Seit ihrer Gründung unterhält die IKG Räume in der Oberen Hauptstraße mitten in Rottweils historischer Innenstadt. Inzwischen hat sie gut 270 Mitglieder. Der seit 2010 anvisierte Neubau am Nägelesgraben soll einem dreiteiligen Zelt ähneln, angelehnt an die biblische Geschichte vom Stiftszelt, das Moses einst im göttlichen Auftrag errichtete.

konzept »Das Gebäude breitet die Arme aus«, sagt Architekt Tobias Thiel, es öffne sich damit nicht nur der Stadt, sondern allen Religionen.
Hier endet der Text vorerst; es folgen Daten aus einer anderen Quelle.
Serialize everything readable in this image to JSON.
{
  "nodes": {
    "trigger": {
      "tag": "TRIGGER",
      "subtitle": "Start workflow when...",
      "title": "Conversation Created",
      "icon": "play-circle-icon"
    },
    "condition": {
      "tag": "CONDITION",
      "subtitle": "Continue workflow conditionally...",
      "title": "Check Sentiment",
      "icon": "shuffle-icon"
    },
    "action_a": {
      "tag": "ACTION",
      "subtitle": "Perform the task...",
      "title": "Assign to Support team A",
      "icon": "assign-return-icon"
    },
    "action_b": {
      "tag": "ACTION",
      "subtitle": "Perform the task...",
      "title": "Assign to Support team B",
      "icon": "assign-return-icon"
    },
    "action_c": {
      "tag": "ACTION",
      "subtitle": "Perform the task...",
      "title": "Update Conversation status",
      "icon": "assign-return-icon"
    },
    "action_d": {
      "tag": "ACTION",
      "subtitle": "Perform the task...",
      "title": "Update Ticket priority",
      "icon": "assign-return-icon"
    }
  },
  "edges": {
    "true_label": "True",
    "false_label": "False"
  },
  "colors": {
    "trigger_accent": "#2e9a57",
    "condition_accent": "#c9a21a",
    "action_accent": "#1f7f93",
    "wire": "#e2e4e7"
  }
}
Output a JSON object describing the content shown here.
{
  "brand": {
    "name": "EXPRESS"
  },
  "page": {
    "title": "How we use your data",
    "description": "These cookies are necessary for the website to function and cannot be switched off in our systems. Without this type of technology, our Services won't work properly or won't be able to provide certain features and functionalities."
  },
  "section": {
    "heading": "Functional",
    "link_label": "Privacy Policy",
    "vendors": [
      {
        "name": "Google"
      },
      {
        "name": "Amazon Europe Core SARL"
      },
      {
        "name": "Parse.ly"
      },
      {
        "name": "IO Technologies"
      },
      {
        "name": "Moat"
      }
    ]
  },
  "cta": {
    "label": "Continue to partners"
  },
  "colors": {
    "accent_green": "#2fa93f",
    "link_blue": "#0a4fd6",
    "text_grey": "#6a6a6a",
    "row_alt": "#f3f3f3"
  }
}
Keine Einzäunung, keine botschaftsähnliche Abgrenzung wie in manch anderen Synagogen, sondern Stufen, die zum Gebäude führen. »Das ist ein sehr offenes Konzept.«

Etwa 18 bis 20 Monate Bauzeit sind geplant, der Landesverband IRG und die Gemeinde teilen sich die Kosten von etwa vier Millionen Euro. »Das wird nicht nur eine Synagoge, sondern ein Gemeindezentrum«, sagt IRG-Vorsitzender Rami Suliman. Denn hier sollen auch Büroräume, ein Veranstaltungsraum, ein Jugendzentrum entstehen. Außerdem wird es eine koschere Küche geben und eine Mikwe. Und natürlich werde das Gebäude ein riesiger steinerner Davidstern zieren, verspricht Suliman.